30 november 2010

Afsluitend colloquium Internationaal NWO-project Early Child Bilingualism: Bilingual first language acquisition or child second language acquisition?
plaats: Meertens Instituut, Symposiumzaal
tijd: 14.30 – 17.00 uur

On 30 November a mini-colloquium will be organized to mark the end of the  project Early Child Bilingualism:  Bilingual first language acquisition or child second language acquisition? that is part of the international NWO-program ‘Language Acquisition and Multilingualism’. The lectures will be given by Froso Argyri & Ianthi Tsimpli, Theodoris Marinis, Antonella Sorace, and Sharon Unsworth.


When: Tuesday 30 November 2010

Time: 2.30 – 5.00 pm + drinks afterwards

Location: Meertens Instituut: Symposiumzaal


Program:


2.30 – 3.00 p.m.            Froso Argyri and Ianthi Tsimpli                                
3.00 – 3.30 p.m.            Sharon Unsworth
3.30 – 4.00 p.m.            break
4.00 – 4.30 p.m.            Theodoris Marinis
4.30 – 5.00 p.m.            Antonella Sorace


Froso Argyri and Ianthi Tsimpl
i

The University of Edinburgh & Aristotle University of Thessaloniki

Bilingual acquisition of Greek Gender and Voice: morphology in the sound and the (lexical) meaning interfaces

We report on production data on gender and voice in English-Greek simultaneous, early and late successive bilingual children. The motivation is twofold.

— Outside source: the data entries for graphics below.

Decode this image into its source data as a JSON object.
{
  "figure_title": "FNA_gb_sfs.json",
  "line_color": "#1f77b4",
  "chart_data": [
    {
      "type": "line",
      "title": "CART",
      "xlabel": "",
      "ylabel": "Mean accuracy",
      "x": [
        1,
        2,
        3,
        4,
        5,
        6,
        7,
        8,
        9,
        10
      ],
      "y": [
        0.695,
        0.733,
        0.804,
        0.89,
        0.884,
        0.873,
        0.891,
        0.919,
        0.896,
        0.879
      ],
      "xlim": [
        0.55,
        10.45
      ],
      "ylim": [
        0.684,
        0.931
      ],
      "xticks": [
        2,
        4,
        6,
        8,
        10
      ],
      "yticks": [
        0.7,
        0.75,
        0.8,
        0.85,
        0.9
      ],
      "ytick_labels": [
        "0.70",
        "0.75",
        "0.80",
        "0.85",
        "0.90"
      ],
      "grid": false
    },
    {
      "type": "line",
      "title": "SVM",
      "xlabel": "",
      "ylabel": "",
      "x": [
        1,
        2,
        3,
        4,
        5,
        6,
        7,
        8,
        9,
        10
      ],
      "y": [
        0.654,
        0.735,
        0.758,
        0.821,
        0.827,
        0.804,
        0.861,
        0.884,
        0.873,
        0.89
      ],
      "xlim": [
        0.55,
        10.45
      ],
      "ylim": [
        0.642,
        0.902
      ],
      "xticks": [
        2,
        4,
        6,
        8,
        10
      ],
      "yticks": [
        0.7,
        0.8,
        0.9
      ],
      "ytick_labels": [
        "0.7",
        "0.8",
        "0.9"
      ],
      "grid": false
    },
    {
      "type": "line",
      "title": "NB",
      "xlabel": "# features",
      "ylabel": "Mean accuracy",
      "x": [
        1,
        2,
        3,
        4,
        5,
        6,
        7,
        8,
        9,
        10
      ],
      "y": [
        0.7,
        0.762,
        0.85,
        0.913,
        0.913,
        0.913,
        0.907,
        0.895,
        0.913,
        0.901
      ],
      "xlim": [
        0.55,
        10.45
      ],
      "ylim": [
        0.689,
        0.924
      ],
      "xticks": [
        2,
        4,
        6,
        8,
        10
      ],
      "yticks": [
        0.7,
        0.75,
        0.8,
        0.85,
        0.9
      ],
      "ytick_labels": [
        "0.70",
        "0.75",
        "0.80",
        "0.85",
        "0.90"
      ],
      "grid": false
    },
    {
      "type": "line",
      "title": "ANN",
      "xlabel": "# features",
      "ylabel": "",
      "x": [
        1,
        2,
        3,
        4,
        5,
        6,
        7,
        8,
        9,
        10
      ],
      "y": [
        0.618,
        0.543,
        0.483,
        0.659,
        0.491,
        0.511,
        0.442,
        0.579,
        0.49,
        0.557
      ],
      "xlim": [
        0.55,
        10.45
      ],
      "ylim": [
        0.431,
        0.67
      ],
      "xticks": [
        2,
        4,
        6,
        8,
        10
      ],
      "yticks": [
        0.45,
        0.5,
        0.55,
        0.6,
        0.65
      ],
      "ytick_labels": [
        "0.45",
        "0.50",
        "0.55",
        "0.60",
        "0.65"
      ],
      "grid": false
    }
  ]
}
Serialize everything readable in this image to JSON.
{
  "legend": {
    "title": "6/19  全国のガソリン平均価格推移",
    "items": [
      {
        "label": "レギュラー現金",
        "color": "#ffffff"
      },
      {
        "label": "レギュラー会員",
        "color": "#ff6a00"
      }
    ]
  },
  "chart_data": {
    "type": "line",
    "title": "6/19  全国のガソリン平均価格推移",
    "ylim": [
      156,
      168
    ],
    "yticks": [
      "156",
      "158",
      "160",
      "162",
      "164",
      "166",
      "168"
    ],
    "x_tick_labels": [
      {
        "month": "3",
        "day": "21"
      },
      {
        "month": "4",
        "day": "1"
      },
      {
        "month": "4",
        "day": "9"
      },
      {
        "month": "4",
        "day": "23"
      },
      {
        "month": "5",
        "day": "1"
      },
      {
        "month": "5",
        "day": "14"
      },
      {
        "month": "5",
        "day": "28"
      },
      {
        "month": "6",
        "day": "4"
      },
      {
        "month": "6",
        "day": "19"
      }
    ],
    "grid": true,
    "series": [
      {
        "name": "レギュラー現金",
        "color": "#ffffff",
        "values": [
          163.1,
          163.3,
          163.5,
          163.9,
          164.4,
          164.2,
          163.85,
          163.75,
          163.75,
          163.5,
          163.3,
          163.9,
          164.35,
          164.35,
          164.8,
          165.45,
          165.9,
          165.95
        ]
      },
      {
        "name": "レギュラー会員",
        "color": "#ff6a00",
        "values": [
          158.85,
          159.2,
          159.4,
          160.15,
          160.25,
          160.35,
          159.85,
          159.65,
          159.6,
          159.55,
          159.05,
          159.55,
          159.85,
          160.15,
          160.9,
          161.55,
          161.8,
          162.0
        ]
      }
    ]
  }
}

Developmentally, monolingual Greek children acquire gender attribution and agreement earlier than (non-active) voice marking. Syntactically, gender is an (uninterpretable) intrinsic feature of the Noun’s entry triggering agreement with Det and Adj while the voice morpheme is an interpretable feature affecting the verb’s transitivity. Although both features affect the computation and have a phonological realisation, gender has no effect on the semantic interface while voice directly affects the (internal) lexicon-syntax interface.            

The findings are summarised as follows: a) bilingual gender production data show differences between simultaneous and successive bilinguals while voice production data don’t; b) accuracy in voice production is higher than in gender production; c) L1 children don’t differ from 2L1 in gender production accuracy but do in voice production.   


Sharon Unsworth

Utrecht University/Meertens Instituut

Assessing the role of input quantity and quality in bilingual acquisition

Considerable individual variation exists amongst simultaneous and sequential bilingual children in terms of their rate and patterns of linguistic development and the amount and type of exposure they receive. This paper reports on a comprehensive assessment of different exposure variables and their impact on the linguistic development of English/Dutch bilingual children.  


Theodoris Marinis

University of Reading

Production of gender and processing of gender mismatch in Dutch and Greek sequential bilingual children

In this talk we will present preliminary data on the production and processing of gender in 6-to-9 year old sequential bilingual children with Turkish as their first language (L1) and Dutch or Greek as their second language (L2) compared to monolingual controls. This is part of a large project investigating production and processing in sequential bilingual children compared to monolingual children with and without Specific Language Impairment.

The L1 and L2 children participated in production tasks investigating gender assignment and in self-paced listening tasks investigating the children’s sensitivity to gender mismatch between the determiner and the noun. The results showed important differences between L1 and L2 children in both languages, but also cross-linguistic differences between Dutch and Greek in gender assignment, and also in the sensitivity of gender mismatch between determiner and noun. The cross-linguistic differences between Dutch and Greek will be discussed in relation to the properties of the gender system in the two languages.


Antonella Sorace

The University of Edinburgh

Input and age in early bilingualism: linguistic approaches in an interdisciplinary framework

The Early Child Bilingualism project has revealed important interactions among factors such as age of onset of bilingualism in childhood, quality versus quantity of input, cross-linguistic influence, structural characteristics of particular linguistic phenomena, and type of interface conditions. I will outline how combining insights from theoretical linguistics and models of general cognition may allow us to better explore these interactions.